Honor itu jelas tak cukup untuk memenuhi kebutuhan hidupnya bersama istri dan anaknya yang masih berusia lima tahun. Oleh karena itu, Dodi menyambi menjadi tukang ojek dadakan guna menambah sumber penghasilan.
Sepulang mengajar, ia mengantar tetangga dan kenalannya ke pelosok desa yang tidak dilalui angkutan umum. Penghasilannya dari mengojek sekitar Rp 30.000 per hari setelah dipotong biaya beli bensin dan sewa sepeda motor Rp 15.000 per hari.
Hidup dalam keterbatasan tak membuat Dodi menyesali keputusannya menjadi pendidik. Profesi itu cita-citanya sejak kecil meskipun beralih ke pekerjaan lain menawarkan penghasilan lebih besar.

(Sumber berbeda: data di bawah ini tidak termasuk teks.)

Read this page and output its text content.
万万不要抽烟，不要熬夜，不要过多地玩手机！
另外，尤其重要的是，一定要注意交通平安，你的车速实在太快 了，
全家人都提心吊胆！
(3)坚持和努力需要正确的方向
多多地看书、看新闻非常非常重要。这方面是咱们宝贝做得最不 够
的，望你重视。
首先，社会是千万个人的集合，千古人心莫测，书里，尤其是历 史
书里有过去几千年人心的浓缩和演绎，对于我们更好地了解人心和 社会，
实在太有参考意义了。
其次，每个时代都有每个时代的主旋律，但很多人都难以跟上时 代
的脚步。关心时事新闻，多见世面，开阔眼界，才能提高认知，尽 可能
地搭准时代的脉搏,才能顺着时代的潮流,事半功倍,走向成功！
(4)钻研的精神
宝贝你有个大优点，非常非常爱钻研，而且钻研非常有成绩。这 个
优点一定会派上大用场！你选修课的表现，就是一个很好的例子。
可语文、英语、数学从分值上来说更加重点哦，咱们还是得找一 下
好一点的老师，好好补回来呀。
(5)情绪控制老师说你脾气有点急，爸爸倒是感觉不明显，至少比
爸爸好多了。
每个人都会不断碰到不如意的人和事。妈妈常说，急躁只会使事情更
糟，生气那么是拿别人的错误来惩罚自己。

”Kalau patokannya penghasilan, lebih baik jadi pekerja bangunan, upahnya Rp 100.000 per hari. Lagi pula, jika guru di sini mundur karena honornya kecil, siapa yang mau menggantikan mengajari siswa dengan gaji segitu (Rp 370.000 per bulan)?” ujarnya.
Kesiapan infrastruktur dan fasilitas
Guru Besar Universitas Pendidikan Indonesia sekaligus pengamat kebijakan pendidikan Cecep Darmawan menuturkan, kebijakan sistem pendidikan di saat pandemi Covid-19 mesti mempertimbangkan kesiapan infrastruktur dan fasilitas pendukung. Oleh sebab itu, pendekatannya perlu disesuaikan dengan kondisi lokalitas daerah yang berbeda.
”Indonesia tidak hanya Jakarta. Selama ini menyelesaikan masalah pendidikan masih di atas meja. Padahal, disparitas fasilitas pendidikan itu nyata,” katanya.
Menurut Cecep, guru-guru yang berjuang menghadirkan solusi pembelajaran di saat pandemi patut diapresiasi. Sebab, di tengah keterbatasan, mereka mau bersusah payah agar siswa tidak ketinggalan pelajaran.
Baca juga: Guru 3T Berjibaku Pulihkan Pembelajaran
”Mereka adalah pahlawan pendidikan saat ini. Belum tentu mereka lulus PPPK (pegawai pemerintah dengan perjanjian kerja). Namun, mereka mampu berdaya dalam situasi yang tak mudah,” ucapnya.